Download hier een pdf van dit artikel.
Waterschappen hebben verschilende redenen om vele metingen te doen in hun beheergebied:
1) Om inzicht te hebben in het gedrag van het water in hun stroomgebied.
2) voor het kalibreren van numerieke, op fysica gebaseerde modellen waarmee ze het watersysteem beter leren begrijpen en toekomstscenario’s kunnen doorrekenen.
3) om te voldoen aan rapportageverplichtingen op basis van wetgeving en diverse akkoorden die zijn gesloten met buurwaterschappen, Rijkswaterstaat of Europa.
4) voor het operationele beheer van pompen en stuwen.
Er kan dus worden gezegd dat metingen de hartslag van een waterschap vormen.

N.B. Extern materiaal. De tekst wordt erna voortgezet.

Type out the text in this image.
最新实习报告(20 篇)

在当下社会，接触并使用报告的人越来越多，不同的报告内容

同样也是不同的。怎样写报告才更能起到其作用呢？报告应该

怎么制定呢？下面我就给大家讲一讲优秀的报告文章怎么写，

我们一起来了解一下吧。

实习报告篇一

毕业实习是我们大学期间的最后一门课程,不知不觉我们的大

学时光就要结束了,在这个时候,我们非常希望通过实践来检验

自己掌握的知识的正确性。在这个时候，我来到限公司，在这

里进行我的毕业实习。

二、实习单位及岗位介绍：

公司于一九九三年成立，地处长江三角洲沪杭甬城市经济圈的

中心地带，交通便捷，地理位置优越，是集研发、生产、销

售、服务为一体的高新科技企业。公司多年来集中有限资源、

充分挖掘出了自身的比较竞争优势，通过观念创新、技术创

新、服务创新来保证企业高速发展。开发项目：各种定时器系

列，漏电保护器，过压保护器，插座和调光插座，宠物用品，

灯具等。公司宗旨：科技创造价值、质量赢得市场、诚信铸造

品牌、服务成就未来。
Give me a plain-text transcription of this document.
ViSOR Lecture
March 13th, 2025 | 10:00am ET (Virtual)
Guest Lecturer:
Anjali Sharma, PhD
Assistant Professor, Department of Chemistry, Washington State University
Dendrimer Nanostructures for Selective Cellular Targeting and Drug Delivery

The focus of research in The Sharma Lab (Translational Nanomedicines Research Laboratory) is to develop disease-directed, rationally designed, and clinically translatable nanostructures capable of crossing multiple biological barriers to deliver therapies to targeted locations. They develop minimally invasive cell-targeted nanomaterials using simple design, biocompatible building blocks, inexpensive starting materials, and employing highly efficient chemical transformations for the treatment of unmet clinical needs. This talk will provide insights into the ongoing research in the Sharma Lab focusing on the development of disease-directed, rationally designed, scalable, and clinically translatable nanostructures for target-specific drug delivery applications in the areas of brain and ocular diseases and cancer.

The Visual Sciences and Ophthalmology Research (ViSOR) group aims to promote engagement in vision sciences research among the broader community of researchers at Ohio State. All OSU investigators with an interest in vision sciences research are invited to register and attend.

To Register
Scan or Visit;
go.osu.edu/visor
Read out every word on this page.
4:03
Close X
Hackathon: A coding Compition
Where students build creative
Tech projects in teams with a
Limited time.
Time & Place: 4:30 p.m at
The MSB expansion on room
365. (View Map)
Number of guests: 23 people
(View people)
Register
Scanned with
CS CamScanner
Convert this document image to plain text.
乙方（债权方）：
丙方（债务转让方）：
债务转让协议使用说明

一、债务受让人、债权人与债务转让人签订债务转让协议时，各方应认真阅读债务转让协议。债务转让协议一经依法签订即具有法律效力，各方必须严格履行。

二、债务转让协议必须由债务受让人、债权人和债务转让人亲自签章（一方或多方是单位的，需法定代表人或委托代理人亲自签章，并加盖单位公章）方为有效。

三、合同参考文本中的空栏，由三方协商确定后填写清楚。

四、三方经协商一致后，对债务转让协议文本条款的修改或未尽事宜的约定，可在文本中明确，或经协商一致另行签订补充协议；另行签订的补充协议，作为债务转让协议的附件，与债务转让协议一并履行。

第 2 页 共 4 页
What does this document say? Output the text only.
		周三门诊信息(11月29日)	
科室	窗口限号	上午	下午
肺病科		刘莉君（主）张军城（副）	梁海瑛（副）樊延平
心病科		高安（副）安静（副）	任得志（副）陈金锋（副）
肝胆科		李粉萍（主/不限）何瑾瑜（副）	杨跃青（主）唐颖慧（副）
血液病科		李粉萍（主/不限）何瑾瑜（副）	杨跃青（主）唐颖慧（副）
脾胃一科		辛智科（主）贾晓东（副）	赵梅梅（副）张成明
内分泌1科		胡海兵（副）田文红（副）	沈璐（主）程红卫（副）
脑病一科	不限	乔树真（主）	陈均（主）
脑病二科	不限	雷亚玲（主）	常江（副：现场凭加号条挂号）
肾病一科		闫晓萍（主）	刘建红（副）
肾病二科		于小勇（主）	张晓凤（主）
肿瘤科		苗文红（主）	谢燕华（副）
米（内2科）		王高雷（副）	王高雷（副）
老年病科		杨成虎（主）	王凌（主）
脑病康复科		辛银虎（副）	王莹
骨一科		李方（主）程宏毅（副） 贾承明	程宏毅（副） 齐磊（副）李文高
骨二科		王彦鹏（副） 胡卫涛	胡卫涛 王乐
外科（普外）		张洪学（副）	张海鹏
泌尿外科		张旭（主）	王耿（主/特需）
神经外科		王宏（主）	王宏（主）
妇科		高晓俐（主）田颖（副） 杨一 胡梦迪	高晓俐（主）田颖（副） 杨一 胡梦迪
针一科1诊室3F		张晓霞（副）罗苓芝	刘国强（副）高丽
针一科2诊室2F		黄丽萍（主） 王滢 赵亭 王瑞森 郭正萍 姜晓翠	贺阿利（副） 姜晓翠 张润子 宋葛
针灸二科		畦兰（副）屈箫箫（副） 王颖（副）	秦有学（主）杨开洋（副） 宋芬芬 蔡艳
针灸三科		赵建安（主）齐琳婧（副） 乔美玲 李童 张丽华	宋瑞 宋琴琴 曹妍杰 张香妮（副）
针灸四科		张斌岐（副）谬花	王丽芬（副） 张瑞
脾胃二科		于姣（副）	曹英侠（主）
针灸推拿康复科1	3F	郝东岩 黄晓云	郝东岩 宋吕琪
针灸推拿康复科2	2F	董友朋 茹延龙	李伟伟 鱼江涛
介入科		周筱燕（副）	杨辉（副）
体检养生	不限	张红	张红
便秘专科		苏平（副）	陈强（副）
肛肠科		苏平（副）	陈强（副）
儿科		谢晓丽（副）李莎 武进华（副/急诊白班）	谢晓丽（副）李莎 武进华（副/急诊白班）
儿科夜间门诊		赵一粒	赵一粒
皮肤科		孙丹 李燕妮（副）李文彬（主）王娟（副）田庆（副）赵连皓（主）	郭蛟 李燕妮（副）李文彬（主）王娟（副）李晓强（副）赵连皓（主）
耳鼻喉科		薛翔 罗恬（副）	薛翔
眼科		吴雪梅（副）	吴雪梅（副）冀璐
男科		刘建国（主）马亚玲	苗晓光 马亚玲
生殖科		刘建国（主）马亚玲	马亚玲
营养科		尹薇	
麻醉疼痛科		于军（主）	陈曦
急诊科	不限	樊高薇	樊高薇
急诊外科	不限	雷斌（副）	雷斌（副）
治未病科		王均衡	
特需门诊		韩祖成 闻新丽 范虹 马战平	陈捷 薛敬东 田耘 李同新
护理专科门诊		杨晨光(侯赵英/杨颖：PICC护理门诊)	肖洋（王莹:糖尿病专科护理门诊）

Automatisch of handmatig meten?
Veel waterkwantiteitsvariabelen worden tegenwoordig automatisch gemeten en naar een centrale database gestuurd. De kosten voor automatische meetapparatuur zijn met de jaren lager geworden en daardoor groeit het aantal meetpunten nog steeds. Stijgende beheer- en onderhoudskosten leiden echter op een gegeven moment tot een verzadigingspunt van het aantal automatische metingen: slijtage vanwege het buitenklimaat, vervuiling door organismen in het water, ongedierte en vandalisme zijn een aantal van de redenen waardoor er na verloop van tijd veel vervanging en onderhoud nodig is. Metingen die handmatig worden verricht zijn veel minder gevoelig voor dergelijke invloeden en zullen in veel gevallen dus altijd een aantrekkelijke meetmethode blijven op veel locaties in het gebied. Een bijkomend voordeel daarvan is dat er waterschapsmedewerkers in het veld blijven komen, die zo bepaalde problemen kunnen constateren die door een automatische meting niet worden opgemerkt.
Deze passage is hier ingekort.